Just wanted to post a follow up on our rescue (http://www.dogforums.com/general-dog-forum/110002-new-rescue-dog.html). He has improved dramatically over the past four months we've had him. He is much less fearful of strangers, especially females, and has been able to go on several outings with us. Thanks to whoever recommended the lavender scenting..we discontinued the anxiety meds and are currently using a combination of behavioral training and lavender scenting, which is working well. Willy is still very scared of my fiance, but will sometimes go to him if coaxed with a treat (which is a big improvement). He is doing very well with me...he comes when called, is playful, sleeps on my side of the bed every night (he has his own bed on the floor), and sticks right with my if we go to the park, beach, etc. Contrary to the shelter's warning that he is "extremely" aggressive with other dogs, he seems to love all dogs. In fact, he appears much more relaxed around people if there is at least one other dog with him. He loves loves loves spending time at my mom's house, where he can run around outside with her two dogs and play in the creek (he's not a great swimmer but that doesn't stop him from jumping in every chance he gets). He also seems to enjoy going to the groomer, which surprised me...but he wags his tail whenever he gets there, and the one time I arrived when they were still finishing him up he looked like one happy dog. He has been great around my little cousins (ages 4 and 6)...a bit scared but he seems to want to please and is not reactive. He is also excellent at the vet's office. Last time we were there I heard someone say to their dog "See that dog? Look how nice he's being. Why don't you sit like that?" He has learned sit, down, wait, no and in. I feel like we just lucked out so much with him..for whatever he went through, he is still the sweetest, most well behaved dog. Luckily, I get the next several years to spoil him rotten.

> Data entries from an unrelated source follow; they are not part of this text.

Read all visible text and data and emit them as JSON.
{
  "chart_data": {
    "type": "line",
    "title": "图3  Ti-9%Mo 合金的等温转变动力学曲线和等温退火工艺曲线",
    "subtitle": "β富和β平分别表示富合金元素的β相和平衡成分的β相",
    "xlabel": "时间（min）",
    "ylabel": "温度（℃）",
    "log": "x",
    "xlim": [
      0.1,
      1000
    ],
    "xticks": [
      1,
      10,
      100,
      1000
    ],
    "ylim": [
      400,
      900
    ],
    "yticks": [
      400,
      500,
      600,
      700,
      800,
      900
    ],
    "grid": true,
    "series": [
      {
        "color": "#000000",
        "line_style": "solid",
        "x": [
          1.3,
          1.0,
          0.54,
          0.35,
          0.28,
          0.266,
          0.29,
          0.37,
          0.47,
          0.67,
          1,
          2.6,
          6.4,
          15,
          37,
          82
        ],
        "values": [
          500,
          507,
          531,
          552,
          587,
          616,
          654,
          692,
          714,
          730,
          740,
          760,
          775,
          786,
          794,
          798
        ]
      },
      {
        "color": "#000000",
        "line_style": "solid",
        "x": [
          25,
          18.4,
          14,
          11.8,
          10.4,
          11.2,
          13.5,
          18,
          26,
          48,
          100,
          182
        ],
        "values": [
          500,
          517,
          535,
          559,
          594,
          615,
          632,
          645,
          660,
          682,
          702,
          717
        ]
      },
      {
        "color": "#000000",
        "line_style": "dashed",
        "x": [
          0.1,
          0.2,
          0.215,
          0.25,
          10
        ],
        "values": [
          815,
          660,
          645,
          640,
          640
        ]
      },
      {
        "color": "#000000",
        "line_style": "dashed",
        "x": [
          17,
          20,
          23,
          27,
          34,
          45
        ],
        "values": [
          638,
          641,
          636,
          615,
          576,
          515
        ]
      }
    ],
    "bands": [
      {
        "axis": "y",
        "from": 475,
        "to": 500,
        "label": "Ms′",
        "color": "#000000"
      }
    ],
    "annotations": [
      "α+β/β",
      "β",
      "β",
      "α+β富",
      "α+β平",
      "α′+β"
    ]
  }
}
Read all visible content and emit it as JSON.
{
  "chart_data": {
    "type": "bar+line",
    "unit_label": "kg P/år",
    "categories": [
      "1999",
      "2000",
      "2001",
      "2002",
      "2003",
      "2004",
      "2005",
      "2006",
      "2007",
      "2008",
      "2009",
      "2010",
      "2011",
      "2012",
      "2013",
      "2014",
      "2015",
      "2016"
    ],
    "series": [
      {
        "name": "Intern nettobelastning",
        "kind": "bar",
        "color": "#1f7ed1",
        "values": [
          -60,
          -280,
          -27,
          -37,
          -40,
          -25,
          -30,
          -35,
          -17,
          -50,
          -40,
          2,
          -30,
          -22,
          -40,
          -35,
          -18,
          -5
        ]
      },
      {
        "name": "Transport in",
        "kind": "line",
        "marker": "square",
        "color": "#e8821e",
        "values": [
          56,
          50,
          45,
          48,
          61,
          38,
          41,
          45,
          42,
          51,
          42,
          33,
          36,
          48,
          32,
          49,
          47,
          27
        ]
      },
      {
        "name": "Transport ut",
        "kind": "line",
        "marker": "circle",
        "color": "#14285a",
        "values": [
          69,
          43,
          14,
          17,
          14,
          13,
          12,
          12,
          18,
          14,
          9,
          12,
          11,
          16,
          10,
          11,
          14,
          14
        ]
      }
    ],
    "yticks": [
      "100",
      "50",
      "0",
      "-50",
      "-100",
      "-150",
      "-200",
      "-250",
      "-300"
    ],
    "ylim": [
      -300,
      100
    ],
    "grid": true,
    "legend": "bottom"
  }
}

The water was a bit cold, but he seemed to get use to it...

























Along with rehabing Willy, I've been working on some dog artwork...thought everyone might like to see it.
Just finished this for a client who lost his Boston Terrier this spring.








Norwegian Elkhound completed for a coworker's sister who is a breeder.








Something I was doodling with over the weekend...


----------



## mustlovedogs123 (Mar 23, 2011)

Willy is absolutally adorable!!!! Your artwork is amazing!!


----------